Currently, Atwood is crossing Canada to present a series of lectures on the topic of debt and its role in society. As the slowdown of the world economy continues to weigh heavily on public consciousness, Atwood has once again struck a timely chord with Canadians. Her sold-out tour is a testament to her relevance.
Arguably the nation’s most famous author and an international literary star, Atwood has won the Booker Prize, the Scotiabank Giller Prize, and the Governor General’s Literary Award on more than one occasion. She is an accomplished author, poet, and essayist who’s known to state her opinion on current topics and political situations without hesitation.
Recently, she blasted the Harper government over its planned cuts to culture. She followed up with a blistering op-ed in the Globe and Mail earlier this month, agreeing with controversial Labrador and Newfoundland Premier Danny Williams that it is “anything but Harper majority time.”
During the Montreal leg of the Massey lecture, held yesterday evening at the Centaur Theatre, Atwood tackled the dark side of debt: what happens when debts remain outstanding and, either because a debtor does not have the money or because the debt is a matter of honour, result in a creditor seeking revenge.
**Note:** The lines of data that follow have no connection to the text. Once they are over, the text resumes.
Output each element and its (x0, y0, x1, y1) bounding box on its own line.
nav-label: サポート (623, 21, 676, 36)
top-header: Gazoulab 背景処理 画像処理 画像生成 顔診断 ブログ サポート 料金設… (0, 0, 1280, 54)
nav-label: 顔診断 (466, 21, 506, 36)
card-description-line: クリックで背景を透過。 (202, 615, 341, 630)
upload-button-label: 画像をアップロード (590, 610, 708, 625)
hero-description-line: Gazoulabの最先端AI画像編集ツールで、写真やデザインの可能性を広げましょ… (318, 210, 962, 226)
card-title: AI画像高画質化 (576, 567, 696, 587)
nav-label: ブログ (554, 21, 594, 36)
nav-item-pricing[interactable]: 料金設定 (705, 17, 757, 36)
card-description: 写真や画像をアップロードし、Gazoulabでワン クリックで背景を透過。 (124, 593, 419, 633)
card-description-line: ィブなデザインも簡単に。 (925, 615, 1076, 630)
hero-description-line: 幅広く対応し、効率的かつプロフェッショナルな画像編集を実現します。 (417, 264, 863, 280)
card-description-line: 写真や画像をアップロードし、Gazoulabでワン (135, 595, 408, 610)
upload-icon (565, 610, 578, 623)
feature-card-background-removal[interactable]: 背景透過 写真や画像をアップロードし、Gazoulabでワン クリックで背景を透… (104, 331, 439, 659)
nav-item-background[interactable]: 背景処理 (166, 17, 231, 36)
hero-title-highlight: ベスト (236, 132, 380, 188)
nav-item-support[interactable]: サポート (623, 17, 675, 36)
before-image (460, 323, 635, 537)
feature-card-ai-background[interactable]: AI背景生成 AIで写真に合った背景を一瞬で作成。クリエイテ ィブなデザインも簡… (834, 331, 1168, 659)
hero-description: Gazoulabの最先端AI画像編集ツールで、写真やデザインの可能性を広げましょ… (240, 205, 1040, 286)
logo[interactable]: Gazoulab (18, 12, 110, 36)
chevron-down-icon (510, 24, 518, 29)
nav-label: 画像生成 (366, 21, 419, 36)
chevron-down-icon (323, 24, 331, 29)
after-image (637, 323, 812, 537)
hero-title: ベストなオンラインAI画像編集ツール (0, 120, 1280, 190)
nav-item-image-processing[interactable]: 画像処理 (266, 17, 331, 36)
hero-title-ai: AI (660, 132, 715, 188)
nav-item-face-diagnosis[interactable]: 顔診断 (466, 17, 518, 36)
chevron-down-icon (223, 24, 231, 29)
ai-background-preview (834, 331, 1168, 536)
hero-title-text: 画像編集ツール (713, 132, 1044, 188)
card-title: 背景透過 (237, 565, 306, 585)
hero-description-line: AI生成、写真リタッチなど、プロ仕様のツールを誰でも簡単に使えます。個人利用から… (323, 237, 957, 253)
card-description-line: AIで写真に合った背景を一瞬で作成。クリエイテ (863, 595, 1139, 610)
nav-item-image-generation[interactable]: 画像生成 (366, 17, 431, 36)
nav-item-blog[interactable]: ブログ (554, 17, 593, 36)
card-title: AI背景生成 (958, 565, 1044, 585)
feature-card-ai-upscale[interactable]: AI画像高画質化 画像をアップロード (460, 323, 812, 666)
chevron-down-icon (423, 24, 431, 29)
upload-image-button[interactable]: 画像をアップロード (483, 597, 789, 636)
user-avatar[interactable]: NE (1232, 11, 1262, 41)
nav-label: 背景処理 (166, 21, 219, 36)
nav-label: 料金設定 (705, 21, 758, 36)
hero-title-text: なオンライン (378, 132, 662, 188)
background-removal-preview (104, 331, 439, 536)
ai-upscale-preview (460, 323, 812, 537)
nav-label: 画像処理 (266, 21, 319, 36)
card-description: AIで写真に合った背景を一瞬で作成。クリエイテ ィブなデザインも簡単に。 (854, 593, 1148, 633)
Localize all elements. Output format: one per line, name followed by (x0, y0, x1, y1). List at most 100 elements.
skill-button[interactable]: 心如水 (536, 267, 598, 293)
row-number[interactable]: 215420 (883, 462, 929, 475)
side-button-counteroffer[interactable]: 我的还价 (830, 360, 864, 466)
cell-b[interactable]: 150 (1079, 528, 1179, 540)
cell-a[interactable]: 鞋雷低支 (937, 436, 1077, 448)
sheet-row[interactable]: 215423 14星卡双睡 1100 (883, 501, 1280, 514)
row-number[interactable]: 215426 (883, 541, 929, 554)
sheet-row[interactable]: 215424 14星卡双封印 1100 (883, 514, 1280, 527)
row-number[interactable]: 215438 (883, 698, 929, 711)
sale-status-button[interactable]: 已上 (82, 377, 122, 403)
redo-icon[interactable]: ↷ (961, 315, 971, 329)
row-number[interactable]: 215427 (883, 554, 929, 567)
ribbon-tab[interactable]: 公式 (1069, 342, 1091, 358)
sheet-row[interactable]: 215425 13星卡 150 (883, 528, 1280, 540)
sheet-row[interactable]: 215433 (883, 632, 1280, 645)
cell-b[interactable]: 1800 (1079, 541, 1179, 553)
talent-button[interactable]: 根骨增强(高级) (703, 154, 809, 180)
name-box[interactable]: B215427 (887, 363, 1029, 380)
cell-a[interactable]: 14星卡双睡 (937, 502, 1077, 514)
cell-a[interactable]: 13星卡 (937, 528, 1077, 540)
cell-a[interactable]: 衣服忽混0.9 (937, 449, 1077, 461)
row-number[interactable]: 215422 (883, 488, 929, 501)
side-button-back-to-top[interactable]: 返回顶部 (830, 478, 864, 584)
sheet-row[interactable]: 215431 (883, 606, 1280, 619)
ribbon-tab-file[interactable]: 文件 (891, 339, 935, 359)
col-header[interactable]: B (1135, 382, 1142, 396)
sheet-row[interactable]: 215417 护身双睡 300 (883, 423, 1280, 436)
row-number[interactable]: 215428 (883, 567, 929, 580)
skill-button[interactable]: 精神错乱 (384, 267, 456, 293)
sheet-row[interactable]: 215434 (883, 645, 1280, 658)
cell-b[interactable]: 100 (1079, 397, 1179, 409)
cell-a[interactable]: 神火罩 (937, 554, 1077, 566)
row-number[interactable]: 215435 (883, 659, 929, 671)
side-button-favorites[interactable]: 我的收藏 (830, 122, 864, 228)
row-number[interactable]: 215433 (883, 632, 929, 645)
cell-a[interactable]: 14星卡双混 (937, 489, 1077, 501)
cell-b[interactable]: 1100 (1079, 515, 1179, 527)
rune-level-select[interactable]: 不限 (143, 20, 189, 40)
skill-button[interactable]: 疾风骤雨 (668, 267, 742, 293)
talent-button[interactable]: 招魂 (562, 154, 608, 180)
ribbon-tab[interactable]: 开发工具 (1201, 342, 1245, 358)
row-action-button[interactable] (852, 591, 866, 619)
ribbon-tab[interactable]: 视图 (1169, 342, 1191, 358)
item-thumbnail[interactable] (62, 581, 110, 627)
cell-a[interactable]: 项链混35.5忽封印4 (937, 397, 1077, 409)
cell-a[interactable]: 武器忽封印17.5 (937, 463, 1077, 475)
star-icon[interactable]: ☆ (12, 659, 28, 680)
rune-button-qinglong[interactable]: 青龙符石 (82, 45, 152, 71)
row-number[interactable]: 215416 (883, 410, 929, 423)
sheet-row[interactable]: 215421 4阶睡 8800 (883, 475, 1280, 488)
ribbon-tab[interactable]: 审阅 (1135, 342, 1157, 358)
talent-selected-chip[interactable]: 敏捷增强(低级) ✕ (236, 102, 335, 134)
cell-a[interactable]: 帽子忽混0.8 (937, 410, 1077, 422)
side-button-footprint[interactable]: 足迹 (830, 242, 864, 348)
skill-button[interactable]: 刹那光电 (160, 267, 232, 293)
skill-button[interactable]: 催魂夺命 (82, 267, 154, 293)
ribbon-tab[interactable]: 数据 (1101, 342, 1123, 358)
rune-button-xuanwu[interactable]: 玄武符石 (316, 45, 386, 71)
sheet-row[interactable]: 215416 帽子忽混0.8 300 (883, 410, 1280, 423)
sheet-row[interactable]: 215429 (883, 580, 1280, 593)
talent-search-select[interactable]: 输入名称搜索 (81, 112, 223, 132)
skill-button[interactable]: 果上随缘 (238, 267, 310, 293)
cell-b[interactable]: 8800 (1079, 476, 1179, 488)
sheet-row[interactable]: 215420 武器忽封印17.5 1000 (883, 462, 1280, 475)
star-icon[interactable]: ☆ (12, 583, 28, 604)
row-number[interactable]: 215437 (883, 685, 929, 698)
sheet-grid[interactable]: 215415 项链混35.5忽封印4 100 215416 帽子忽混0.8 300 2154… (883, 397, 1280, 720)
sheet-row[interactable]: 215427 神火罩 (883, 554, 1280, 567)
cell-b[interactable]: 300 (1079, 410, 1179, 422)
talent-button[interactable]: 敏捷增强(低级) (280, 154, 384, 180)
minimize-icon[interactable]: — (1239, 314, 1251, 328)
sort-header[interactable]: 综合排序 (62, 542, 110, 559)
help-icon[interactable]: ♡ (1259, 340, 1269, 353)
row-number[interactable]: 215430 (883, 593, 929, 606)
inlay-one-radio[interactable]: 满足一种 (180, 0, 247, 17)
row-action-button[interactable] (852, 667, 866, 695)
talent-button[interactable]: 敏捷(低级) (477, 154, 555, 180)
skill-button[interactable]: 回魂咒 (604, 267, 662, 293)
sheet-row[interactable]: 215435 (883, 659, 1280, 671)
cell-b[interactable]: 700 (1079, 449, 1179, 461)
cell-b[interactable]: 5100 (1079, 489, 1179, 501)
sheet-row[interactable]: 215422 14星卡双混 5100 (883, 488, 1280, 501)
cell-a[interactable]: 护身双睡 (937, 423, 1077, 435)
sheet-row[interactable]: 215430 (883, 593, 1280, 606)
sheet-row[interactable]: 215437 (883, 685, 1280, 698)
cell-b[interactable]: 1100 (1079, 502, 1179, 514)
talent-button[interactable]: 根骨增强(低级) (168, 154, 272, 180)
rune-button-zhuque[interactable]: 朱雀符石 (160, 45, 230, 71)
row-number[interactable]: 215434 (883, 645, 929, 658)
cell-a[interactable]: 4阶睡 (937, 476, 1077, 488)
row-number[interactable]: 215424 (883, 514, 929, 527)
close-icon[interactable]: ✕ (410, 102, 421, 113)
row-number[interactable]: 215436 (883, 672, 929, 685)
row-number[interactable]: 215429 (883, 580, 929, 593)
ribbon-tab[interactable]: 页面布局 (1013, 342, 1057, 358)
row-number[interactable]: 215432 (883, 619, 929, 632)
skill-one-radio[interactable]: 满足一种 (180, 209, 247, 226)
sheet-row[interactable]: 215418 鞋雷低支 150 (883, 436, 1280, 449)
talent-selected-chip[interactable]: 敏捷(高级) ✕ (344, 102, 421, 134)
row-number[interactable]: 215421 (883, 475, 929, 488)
While she did treat the audience to some much needed comedic relief throughout her lecture, Atwood did not sugar coat the seriousness of unpaid debt. She discussed the options debtors have to avoid payment, killing the creditor being one she advises attendees not to try at their local bank despite that option’s extensive use throughout history. She also focused on the morality of borrowing and lending.
She also reviewed the tenuous agreement between citizens and the government regrading taxes being paid with the understanding that services will be rendered.
“There are two kinds of tax systems,” she said, “the kind that are resented and the kind that are really resented.” The kind that are really resented are those that have historically led to rebellions or even revolutions. “Debt can change history,” she explained.
Atwood also discussed the role that debt plays in war. A hush came over the audience as she mused about what would have happened following 9/11 if the Bush Administration had simply forgiven the terrorist acts instead of embarking on an enormously expensive war (both monetarily and morally) that contributed to the United States’ now catastrophic debt. She admitted that it would not have had a “snowball’s chance in hell of happening, but imagine how different the world would be.”
Her point echoed in the room: sometimes a debt, even one that demands to be repaid in blood, is best forgiven.
First created in 1961, the Massey Lectures were conceived as a forum to present important contemporary issues by Canada’s greatest thinkers while also honouring the country’s first Canadian-born Governor General, Vincent Massey.

This year’s Massey lectures will be broadcast on the CBC radio show “Ideas” on Nov. 10 and will be available for purchase at www.cbc.ca.